The Spectrum of Fisher Information of Deep Networks Achieving Dynamical Isometry
This provides theoretical insights into trainability for deep learning practitioners, though it is incremental as it builds on known concepts like dynamical isometry.
The paper investigates the spectral distribution of the Fisher information matrix (FIM) in deep neural networks achieving dynamical isometry, revealing that the FIM's spectrum concentrates and grows linearly with depth, and experimentally shows that the optimal learning rate is inversely proportional to depth.

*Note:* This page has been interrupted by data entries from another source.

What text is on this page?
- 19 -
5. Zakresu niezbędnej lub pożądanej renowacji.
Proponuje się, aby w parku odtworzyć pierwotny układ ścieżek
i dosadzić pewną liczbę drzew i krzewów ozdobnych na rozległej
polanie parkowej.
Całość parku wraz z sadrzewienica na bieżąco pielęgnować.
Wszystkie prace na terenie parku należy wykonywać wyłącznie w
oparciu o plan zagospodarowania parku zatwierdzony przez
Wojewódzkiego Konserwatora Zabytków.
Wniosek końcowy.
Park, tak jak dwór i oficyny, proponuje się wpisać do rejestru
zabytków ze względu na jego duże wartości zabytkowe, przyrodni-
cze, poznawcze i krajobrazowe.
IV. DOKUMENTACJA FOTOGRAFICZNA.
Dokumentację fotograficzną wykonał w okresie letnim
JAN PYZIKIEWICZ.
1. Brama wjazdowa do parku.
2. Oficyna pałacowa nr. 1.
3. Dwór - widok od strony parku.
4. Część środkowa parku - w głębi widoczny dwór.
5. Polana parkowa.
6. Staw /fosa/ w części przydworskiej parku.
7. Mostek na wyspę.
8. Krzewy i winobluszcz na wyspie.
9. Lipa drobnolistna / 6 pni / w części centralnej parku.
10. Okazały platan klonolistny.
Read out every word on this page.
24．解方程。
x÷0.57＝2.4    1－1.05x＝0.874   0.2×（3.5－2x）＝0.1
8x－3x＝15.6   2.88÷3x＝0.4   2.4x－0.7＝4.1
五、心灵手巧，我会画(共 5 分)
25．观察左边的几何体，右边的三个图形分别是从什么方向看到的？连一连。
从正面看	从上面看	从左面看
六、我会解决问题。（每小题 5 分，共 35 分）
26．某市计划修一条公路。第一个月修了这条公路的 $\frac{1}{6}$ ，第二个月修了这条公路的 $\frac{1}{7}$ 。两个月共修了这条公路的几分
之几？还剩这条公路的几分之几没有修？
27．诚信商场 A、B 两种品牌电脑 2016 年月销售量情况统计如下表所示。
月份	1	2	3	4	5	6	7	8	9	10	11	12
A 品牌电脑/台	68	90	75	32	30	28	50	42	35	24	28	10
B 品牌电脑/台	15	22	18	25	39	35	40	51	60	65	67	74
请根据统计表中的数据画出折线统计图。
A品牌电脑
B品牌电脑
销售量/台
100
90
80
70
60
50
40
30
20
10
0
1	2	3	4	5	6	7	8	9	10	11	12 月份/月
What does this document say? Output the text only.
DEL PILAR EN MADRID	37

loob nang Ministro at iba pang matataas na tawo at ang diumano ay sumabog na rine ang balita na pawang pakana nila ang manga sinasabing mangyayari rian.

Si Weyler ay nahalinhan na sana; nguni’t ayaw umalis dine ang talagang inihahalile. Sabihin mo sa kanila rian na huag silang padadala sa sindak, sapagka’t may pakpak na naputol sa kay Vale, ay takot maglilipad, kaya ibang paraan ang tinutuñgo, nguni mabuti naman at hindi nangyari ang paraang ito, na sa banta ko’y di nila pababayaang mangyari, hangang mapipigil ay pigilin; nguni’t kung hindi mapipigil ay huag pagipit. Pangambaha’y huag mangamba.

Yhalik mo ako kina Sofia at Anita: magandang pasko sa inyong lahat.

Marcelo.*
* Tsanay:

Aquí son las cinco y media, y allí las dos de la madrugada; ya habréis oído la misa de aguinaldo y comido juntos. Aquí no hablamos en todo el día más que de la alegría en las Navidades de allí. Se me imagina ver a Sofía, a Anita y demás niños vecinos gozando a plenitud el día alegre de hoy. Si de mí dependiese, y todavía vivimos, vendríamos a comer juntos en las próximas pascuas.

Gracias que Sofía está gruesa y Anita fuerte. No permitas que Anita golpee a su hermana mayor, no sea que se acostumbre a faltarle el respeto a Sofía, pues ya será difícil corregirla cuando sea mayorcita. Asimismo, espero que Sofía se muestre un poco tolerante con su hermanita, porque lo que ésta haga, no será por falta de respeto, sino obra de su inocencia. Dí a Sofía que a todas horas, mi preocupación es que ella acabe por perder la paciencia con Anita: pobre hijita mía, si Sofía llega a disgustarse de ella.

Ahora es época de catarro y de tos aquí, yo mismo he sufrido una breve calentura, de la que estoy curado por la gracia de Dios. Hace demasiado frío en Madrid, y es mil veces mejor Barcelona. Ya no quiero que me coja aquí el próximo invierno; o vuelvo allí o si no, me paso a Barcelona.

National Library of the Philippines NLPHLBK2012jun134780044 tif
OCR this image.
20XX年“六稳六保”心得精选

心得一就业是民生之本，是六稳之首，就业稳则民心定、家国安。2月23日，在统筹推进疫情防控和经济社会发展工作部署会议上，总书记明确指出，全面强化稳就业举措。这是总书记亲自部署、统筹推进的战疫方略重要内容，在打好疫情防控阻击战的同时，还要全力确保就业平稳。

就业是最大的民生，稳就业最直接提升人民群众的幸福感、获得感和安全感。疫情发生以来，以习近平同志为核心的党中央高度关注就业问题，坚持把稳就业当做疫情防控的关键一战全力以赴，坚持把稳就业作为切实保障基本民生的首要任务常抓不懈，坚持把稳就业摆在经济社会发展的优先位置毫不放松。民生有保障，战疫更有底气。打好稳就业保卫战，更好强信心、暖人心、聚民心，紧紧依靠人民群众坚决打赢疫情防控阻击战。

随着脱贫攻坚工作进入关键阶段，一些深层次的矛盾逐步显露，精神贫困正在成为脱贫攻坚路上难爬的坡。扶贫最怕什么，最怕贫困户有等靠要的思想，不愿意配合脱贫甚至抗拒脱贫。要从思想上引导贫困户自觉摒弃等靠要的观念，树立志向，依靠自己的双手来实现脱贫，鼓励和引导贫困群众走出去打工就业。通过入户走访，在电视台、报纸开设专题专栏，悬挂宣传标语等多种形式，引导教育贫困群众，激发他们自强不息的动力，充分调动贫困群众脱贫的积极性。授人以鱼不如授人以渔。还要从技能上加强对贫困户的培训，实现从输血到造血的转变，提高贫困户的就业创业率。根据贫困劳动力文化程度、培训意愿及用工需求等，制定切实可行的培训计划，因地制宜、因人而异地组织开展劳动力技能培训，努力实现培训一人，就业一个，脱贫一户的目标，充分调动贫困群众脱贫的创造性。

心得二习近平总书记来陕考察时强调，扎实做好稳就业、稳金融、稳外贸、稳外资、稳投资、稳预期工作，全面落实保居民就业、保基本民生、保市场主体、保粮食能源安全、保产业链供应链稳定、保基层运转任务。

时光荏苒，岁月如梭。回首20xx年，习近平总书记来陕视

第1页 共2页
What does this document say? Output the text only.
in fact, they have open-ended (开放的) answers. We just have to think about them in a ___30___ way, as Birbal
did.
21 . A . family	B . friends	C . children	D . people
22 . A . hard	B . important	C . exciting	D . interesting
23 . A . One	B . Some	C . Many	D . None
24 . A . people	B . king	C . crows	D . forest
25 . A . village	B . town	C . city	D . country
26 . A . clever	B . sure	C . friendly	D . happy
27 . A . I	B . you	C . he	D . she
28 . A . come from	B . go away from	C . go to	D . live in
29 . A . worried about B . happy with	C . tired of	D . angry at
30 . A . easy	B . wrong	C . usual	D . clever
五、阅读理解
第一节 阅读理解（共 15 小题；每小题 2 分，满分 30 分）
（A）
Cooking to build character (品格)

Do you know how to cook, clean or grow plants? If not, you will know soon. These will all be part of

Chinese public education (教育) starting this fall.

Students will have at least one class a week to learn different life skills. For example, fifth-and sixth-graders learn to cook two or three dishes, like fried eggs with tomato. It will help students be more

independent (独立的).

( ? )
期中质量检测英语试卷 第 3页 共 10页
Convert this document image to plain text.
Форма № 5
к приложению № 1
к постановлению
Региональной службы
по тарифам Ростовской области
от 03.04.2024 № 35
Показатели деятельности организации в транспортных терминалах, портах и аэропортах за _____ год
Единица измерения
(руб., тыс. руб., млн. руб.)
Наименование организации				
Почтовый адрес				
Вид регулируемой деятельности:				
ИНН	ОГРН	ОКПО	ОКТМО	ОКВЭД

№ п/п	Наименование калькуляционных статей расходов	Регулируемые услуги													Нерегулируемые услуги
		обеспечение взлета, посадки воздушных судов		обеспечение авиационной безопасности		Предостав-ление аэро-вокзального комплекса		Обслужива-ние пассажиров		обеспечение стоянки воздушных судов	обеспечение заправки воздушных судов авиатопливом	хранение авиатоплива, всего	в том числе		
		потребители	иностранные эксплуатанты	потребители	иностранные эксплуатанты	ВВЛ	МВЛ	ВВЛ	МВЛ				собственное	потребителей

The Fisher information matrix (FIM) is fundamental to understanding the trainability of deep neural nets (DNN), since it describes the parameter space's local metric. We investigate the spectral distribution of the conditional FIM, which is the FIM given a single sample, by focusing on fully-connected networks achieving dynamical isometry. Then, while dynamical isometry is known to keep specific backpropagated signals independent of the depth, we find that the parameter space's local metric linearly depends on the depth even under the dynamical isometry. More precisely, we reveal that the conditional FIM's spectrum concentrates around the maximum and the value grows linearly as the depth increases. To examine the spectrum, considering random initialization and the wide limit, we construct an algebraic methodology based on the free probability theory. As a byproduct, we provide an analysis of the solvable spectral distribution in two-hidden-layer cases. Lastly, experimental results verify that the appropriate learning rate for the online training of DNNs is in inverse proportional to depth, which is determined by the conditional FIM's spectrum.